08 octubre 2007

Leyenda urbana

Es probable que cada centro poblado tenga un graffiti, una bandera, una calle o una historia vinculadas al Che Guevara. Hasta Second Life, el mundo virtual en el que cientos de miles de usuarios actúan una vida paralela, tiene sus guevaristas y sus antiguevaristas luciendo inexistentes camisetas alusivas. Este artículo, publicado en la contratapa del semanario Brecha de este viernes, trata sobre la presencia de la memoria del Che en Barcelona, Varsovia, Hong Kong, Praga, Belgrado, y una coda rural sobre Puerto Maldonado

Barcelona, España. Abrazos, insultos, lágrimas, apretones de mano. Todo esto era parte de la rutina laboral de Ruben Pérez, un formoseño que acaba de cumplir 41 años y que durante varios meses encarnó el papel de “estatua viviente” en las ramblas de la capital catalana.
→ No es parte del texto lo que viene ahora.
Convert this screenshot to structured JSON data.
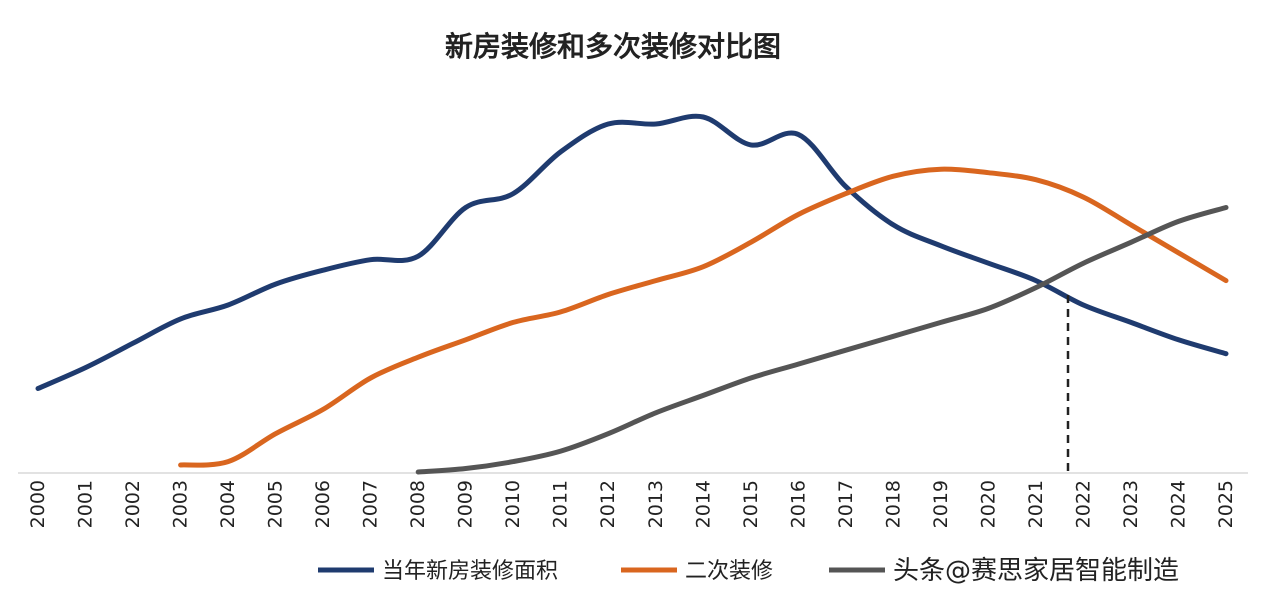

Ahí convivía con un astronauta, una mujer que representaba un cuadro de Dalí, un ángel y un gladiador romano. Ataviado con uniforme guerrillero y una boina, fumando un puro y con la barba convenientemente recortada, este actor argentino interpretaba a su más célebre compatriota. Los paseantes le hacían preguntas sobre actualidad internacional como si fuera el verdadero, le contaban lo mucho que habían esperado para sacarse una foto con él (¿con él?), y hasta se dice que un alcalde malayo le pagó una gira por varias ciudades del sudeste asiático. Ahora Ruben Pérez volvió a su país, donde montó una obra en un teatro de Corrientes (elchevive) a la vez que interpreta su personaje en actividades sociales, como la “bicicleteada” que este año pedaleó desde la Capital Federal hasta la casa-museo de los Guevara, en la ciudad cordobesa de Alta Gracia.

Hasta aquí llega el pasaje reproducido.